Son yıllarda dünyada yükselen ve “özgürlük”, “hak”, “bireysellik” ambalajıyla sunulan cinsiyetsizlik ideolojisi, artık Türkiye’ye de açıkça entegre edilmeye çalışılıyor. Sosyal medya eliyle çocukların ve gençlerin zihinleri bulanıklaştırılıyor, kimlik algıları sarsılıyor. Bunun masum bir kültürel değişim olduğunu düşünenler ya çok saf ya da olup biteni görmek istemiyor.

Çünkü mesele bireysel tercihler meselesi değildir. Mesele, toplumun en küçük ama en güçlü yapı taşı olan ailenin hedef alınmasıdır. Aileyi dağıtırsanız toplumu savunmasız bırakırsınız. Aile zayıflarsa değerler çöker, değerler çökerse toplum yönünü kaybeder. Yönünü kaybeden bir toplumu yönetmek ise son derece kolaydır. Bu, tarihin defalarca kanıtladığı “böl, parçala, yönet” stratejisinin güncellenmiş hâlidir.

İnancımız bu konuda son derece açıktır. Kur’an-ı Kerim’de Rabbimiz, insanı bir erkek ve bir dişiden yarattığını bildirir. Bu, sadece biyolojik bir hakikat değil; aynı zamanda toplumsal düzenin, neslin ve ahlaki dengenin temelidir. Buna rağmen bugün, bu fıtratı yok sayan akımlar “ilericilik” adı altında meşrulaştırılmak isteniyor.

Geçtiğimiz günlerde Diyarbakır’da “Barış için LGBTİ+ İnisiyatifi” adı altında bir yapının genel kurul gerçekleştirmesi, meselenin geldiği noktayı açıkça göstermektedir. Ankara’dan İstanbul’a, İzmir’den Van’a birçok şehirden katılım sağlanması ise bunun yerel değil, planlı ve örgütlü bir süreç olduğunu ortaya koymaktadır.
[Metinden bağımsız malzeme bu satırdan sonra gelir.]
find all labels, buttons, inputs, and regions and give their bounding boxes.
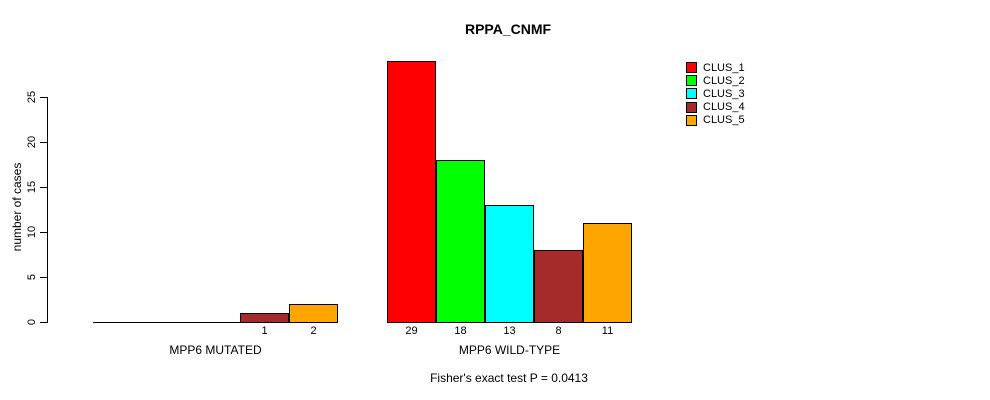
y-tick-label: 10 [26,225,38,239]
y-tick-mark [40,97,47,98]
legend-label: CLUS_2 [703,74,745,87]
legend-label: CLUS_3 [703,87,745,100]
y-tick-label: 0 [26,318,38,326]
bar-value-label: 8 [555,325,562,337]
y-tick-mark [40,142,47,143]
legend-item-clus-5: CLUS_5 [686,114,745,127]
legend-swatch-clus-4 [686,101,697,113]
bar-value-label: 2 [310,325,317,337]
legend-label: CLUS_4 [703,101,745,114]
legend-label: CLUS_5 [703,114,745,127]
y-tick-mark [40,187,47,188]
legend-item-clus-4: CLUS_4 [686,101,745,114]
bar-mpp6-wild-type-clus-5 [583,223,632,323]
y-tick-mark [40,322,47,323]
y-tick-label: 5 [26,273,38,281]
y-axis-line [47,97,48,323]
group-baseline [93,322,338,323]
y-tick-mark [40,277,47,278]
legend-swatch-clus-3 [686,88,697,100]
bar-value-label: 1 [261,325,268,337]
bar-value-label: 13 [503,325,516,337]
y-tick-label: 15 [26,180,38,194]
bar-mpp6-wild-type-clus-1 [387,61,436,323]
chart-title: RPPA_CNMF [464,21,552,37]
legend-item-clus-3: CLUS_3 [686,87,745,100]
legend-swatch-clus-2 [686,75,697,87]
legend-swatch-clus-1 [686,62,697,74]
bar-mpp6-mutated-clus-5 [289,304,338,323]
fisher-test-footnote: Fisher's exact test P = 0.0413 [430,371,588,385]
legend-label: CLUS_1 [703,61,745,74]
legend-item-clus-1: CLUS_1 [686,61,745,74]
bar-value-label: 11 [601,325,614,337]
legend-swatch-clus-5 [686,114,697,126]
legend: CLUS_1 CLUS_2 CLUS_3 CLUS_4 CLUS_5 [686,61,745,127]
legend-item-clus-2: CLUS_2 [686,74,745,87]
x-group-label-mpp6-wild-type: MPP6 WILD-TYPE [458,343,561,357]
y-tick-label: 20 [26,135,38,149]
bar-value-label: 29 [405,325,418,337]
y-tick-label: 25 [26,90,38,104]
bar-mpp6-wild-type-clus-2 [436,160,485,323]
bar-value-label: 18 [454,325,467,337]
y-tick-mark [40,232,47,233]
bar-mpp6-mutated-clus-4 [240,313,289,323]
bar-mpp6-wild-type-clus-4 [534,250,583,323]
bar-mpp6-wild-type-clus-3 [485,205,534,323]
x-group-label-mpp6-mutated: MPP6 MUTATED [169,343,262,357]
Burada sorulması gereken soru şudur:

Gençleri koruduğunu iddia edenler, gençlerin zihninde kimlik karmaşası oluşturan bu faaliyetleri nasıl savunabiliyor? Bir yandan “toplumsal değerler” vurgusu yapıp diğer yandan bu değerlerle açıkça çelişen oluşumlara alan açmak nasıl bir tutarlılıktır?

Diyarbakır sıradan bir şehir değildir. Asırlardır maneviyatıyla, inanç mirasıyla, kültürel dokusuyla bilinen bir şehirdir. Böyle bir şehirde, toplumun büyük çoğunluğunun değerleriyle uyuşmayan etkinliklerin “normalleşme” adı altında yapılması, sadece bir tercih değil; açık bir yönlendirmedir.

Bugün festivaller, konserler, çeşitli etkinlikler derken, toplumun temel hassasiyetleri adım adım aşındırılıyor. Asıl tehlike ise bu sürecin olağanlaştırılmasıdır. Değerleriyle, inancıyla, kültürüyle taban tabana zıt fikirlerin hızla yayılması asla normal değildir; normalleştirilmeye çalışılmaktadır.

Bir toplumun başına gelebilecek en büyük felaket, başına ne geldiğini fark edememesidir. Daha da kötüsü, bu süreci sorgulamayı bırakmasıdır. Bugün yaşadığımız tam olarak budur: Göz göre göre yönünü kaybeden, pusulası bozulan ve bunu sorgulamak yerine alkışlayan bir toplumsal akıl tutulması.

Soruyorum:

Bu halk daha neyi görmeli?

Hangi kırılma noktasında “dur” demeli?

Değerlerini kaybeden bir toplumun geriye neyi kalır?

Gerçeklerle yüzleşmek zorundayız. Kimliğimizi, inancımızı ve kültürel mirasımızı korumak “gericilik” değil, var olma meselesidir. Uyanmak zorundayız. Çünkü gözlerini kapatanlar, bir gün uyandıklarında her şeyin ellerinden kayıp gittiğini fark edebilirler.

Ve o gün geldiğinde, “Biz bunu nasıl göremedik?” demenin hiçbir anlamı kalmayacaktır.